We already know low glutathione in animals is associated with negative cardiovascular effects from diesel exhaust. In humans, low glutathione can predispose us to acetaminophen drug overdose and resulting liver damage. And we know glutathione dysregulation is linked with cerebral vascular disease, metabolic syndrome, cystic fibrosis and Type 1 diabetes.
Researchers across the country have used the models we (and others) have developed to investigate the importance of this antioxidant in protecting cells, animals and people from various drugs and chemical pollutants and to explore aspects of development and aging, cancer, liver, lung and kidney diseases, inflammation and immunity, psychiatric disorders and neurological diseases.
Terry Kavanagh
Kavanagh talks with DEOHS colleagues. Photo courtesy of Kavanagh.

Tell us about the timely e-cigarette research you’re doing.

Our work with the National Cancer Institute will investigate the potential carcinogenic effects of e-cigarettes—and not just around nicotine.
Important questions relate to the huge diversity of flavoring agents used in these devices. We don’t know a lot about these agents’ toxicity and their ability to initiate and promote precancerous lesions or even cancer itself.
Flavoring agents can turn into reactive aldehydes that can change your DNA. This is the Wild West: People are putting in all kinds of flavoring—and it’s largely unregulated. What happens when these flavoring agents get heated up? Is second-hand exposure to exhaled vapors, particles and chemically modified elements from e-cigarettes potentially harmful? Are we genetically predisposed to susceptibility for adverse effects from e-cigarettes?
We’re using genetically inbred strains of mice that are predicted to be more (or less) susceptible to these e-cigarette constituents. Hopefully this will let us discover, through genetic mapping, those gene variants associated with susceptibility (or resistance) to e-cigarettes.

What drew you to your field? With an undergraduate degree in natural resources, you’ve gone from the natural world to the world of the body and how the first affects the second.

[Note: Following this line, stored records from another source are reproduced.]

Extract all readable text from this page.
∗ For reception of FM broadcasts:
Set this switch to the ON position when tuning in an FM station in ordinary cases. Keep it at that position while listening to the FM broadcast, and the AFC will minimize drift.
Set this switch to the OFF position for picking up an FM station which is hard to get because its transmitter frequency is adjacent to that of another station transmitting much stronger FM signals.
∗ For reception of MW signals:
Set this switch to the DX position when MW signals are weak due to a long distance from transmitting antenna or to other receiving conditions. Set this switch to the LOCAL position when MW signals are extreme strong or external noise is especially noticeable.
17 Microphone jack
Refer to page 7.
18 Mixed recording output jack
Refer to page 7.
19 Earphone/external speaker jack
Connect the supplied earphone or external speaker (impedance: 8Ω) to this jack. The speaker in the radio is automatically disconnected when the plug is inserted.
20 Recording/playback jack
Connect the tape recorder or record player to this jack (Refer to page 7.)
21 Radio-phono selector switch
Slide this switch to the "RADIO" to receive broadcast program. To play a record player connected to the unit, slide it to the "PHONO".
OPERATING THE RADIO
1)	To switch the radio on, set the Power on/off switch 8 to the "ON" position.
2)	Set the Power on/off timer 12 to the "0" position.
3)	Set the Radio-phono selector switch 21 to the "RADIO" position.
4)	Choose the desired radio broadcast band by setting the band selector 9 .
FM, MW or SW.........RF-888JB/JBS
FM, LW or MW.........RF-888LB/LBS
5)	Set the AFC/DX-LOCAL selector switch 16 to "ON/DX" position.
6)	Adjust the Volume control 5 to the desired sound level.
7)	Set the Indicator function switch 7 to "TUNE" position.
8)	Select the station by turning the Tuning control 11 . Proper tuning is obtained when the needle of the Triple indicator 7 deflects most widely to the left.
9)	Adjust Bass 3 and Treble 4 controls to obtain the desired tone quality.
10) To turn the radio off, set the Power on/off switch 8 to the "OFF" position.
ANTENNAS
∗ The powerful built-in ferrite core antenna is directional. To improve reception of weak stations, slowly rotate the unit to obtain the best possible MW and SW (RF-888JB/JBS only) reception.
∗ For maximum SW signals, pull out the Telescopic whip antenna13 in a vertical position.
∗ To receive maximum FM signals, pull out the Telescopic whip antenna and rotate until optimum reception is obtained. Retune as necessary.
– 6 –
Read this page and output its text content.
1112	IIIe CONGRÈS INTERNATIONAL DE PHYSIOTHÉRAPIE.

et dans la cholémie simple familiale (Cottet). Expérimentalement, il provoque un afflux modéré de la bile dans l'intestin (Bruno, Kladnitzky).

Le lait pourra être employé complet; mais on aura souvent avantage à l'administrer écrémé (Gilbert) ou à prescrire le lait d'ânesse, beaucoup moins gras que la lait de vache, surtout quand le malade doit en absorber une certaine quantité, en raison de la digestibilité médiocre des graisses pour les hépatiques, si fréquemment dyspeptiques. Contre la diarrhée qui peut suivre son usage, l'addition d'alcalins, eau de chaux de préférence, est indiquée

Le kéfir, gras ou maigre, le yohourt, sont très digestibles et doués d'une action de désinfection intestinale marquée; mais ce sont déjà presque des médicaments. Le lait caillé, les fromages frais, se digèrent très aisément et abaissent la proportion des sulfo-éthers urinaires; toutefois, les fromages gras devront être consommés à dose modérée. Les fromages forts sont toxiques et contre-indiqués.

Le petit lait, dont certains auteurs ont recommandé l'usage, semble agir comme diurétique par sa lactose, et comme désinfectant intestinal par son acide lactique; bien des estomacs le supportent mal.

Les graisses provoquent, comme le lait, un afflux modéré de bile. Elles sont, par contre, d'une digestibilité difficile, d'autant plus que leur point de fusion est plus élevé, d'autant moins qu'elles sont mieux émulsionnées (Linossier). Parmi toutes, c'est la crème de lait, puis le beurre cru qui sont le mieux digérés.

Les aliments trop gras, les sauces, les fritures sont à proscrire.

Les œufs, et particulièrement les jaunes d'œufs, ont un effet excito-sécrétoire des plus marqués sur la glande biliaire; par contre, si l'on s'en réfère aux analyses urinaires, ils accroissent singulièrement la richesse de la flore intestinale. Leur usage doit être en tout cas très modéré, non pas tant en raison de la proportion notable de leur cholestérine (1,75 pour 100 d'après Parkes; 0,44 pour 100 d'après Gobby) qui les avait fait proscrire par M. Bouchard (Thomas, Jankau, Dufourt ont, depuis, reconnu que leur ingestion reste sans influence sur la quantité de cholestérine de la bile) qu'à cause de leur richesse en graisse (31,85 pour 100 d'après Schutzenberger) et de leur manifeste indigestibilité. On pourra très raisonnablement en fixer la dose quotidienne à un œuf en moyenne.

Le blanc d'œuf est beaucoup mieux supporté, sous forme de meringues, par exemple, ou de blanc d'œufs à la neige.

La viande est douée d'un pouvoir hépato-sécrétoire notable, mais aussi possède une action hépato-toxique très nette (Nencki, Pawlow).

Yes, I’ve gone from studying the entire environment to cells in a dish. I spent a lot of my childhood in the woods and waters of Northern Michigan, which gave me a sense of wonder about the natural world and inspired a love of science.
Today, I hike and camp at Mount Rainier and fly-fish the Yakima River and rivers in Montana. I started college in premed, but found myself also drawn to ecology, evolutionary biology and natural resources. I realized that studying environmental toxicology and genetics was a way to combine my interests in environmental sciences with my interests in medicine and health, letting me contribute to both environmental and public health.
Terry Kavanagh
Kavanagh also makes wine with several DEOHS colleagues. Photo courtesy of Kavanagh.

You’ve got a reputation as a quality winemaker who shares the (literal) fruits of your labor at department get-togethers. Are your forays in fermentation just another form of lab play?

I’ve been fortunate to have wonderfully fun colleagues and friends as fellow winemakers for almost 20 years. Each year seems to have its unique qualities of season, climate and timing. The strains of yeast and malolactic bacteria we add all impact our wines’ quality, which gives us a lot to discuss and argue over.
Naturally, this also requires frequent sampling as the wine ages.